Na América Latina e no Caribe são 18 milhões de trabalhadoras(es) domésticas(os), dos quais 88% são mulheres (OIT, 2021, s/p). No Brasil, em 2020 havia 4,9 milhões de trabalhadores domésticos, sendo que 3 milhões eram mulheres negras (DIEESE, 2020,s/p). Esses dados demonstram que, embora as mulheres sejam economicamente ativas, estão em trabalhos menos valorizados socialmente e o racismo é um fator determinante para o menor rendimento obtido pelas mulheres (DIEESE, 2020, s/p). O mesmo se observa na política, lugar em que as mulheres são ainda uma minoria nos parlamentos, bem como chefe/as de estado e de governo, ministras e nas altas cortes de justiça (Campos, 2018; Campos; Castilho, 2022).
A posição subalternizada das mulheres não é um fato aleatório, faz parte de uma estrutura que cria padrões duradouros para as relações sociais, ou seja, uma ordem de gênero que organiza a sociedade como um todo (Connell; Pearse, 2015, p.156). É dentro da ordem de gênero que as relações de gênero, as identidades e subjetividades são constituídas e reproduzidas. Nesse sentido, pode-se afirmar que o gênero é estrutural e que em sociedades muito desiguais e hierárquicas há uma estrutura patriarcal das relações de gênero (Connell; Pearse, 2015, p.157).
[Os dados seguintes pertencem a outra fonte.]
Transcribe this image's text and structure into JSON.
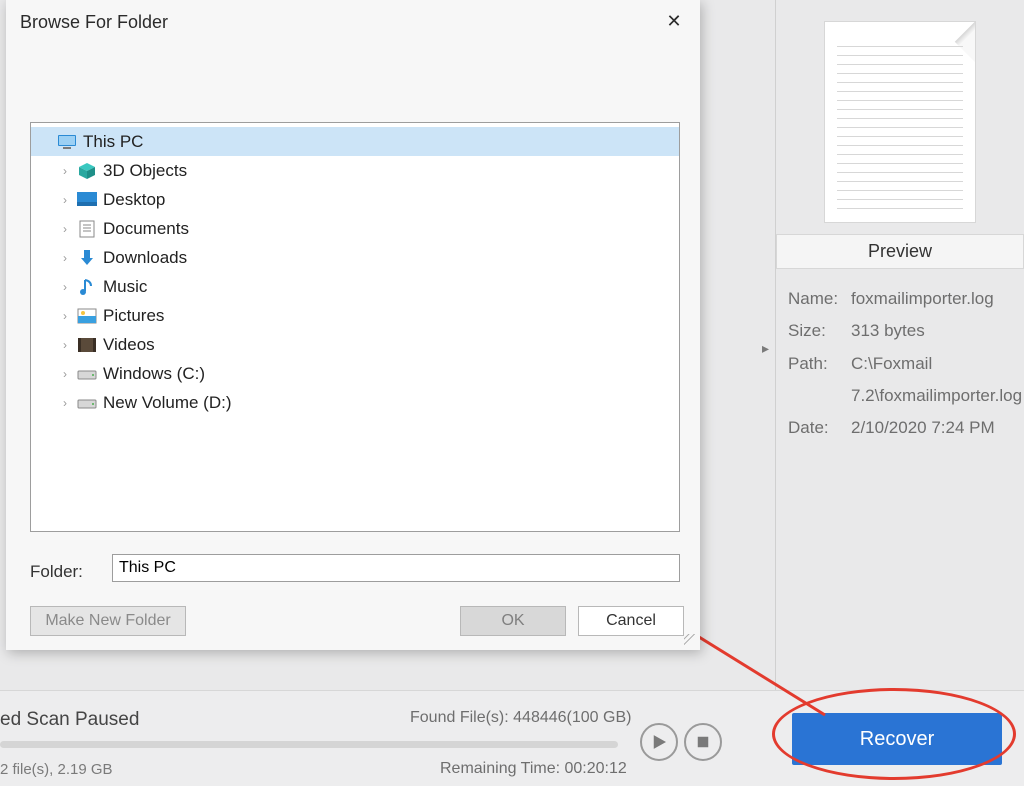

Os diferentes papeis de gênero e as subjetividades também são construídas cotidianamente na ordem de gênero, de modo que a violência pode significar coisas distintas para homens e mulheres. Muitos homens pensam que é correto agredir psicológica ou fisicamente uma mulher que não reproduza os papeis a ela assinalados, e as mulheres podem entender o uso da violência como socialmente aceita pelo fato de não se adequarem às expectativas sociais. Esse é um aspecto estrutural do gênero que tem sido negligenciado pelo poder judiciário ao considerar a violência baseada no gênero com uma determinante individual.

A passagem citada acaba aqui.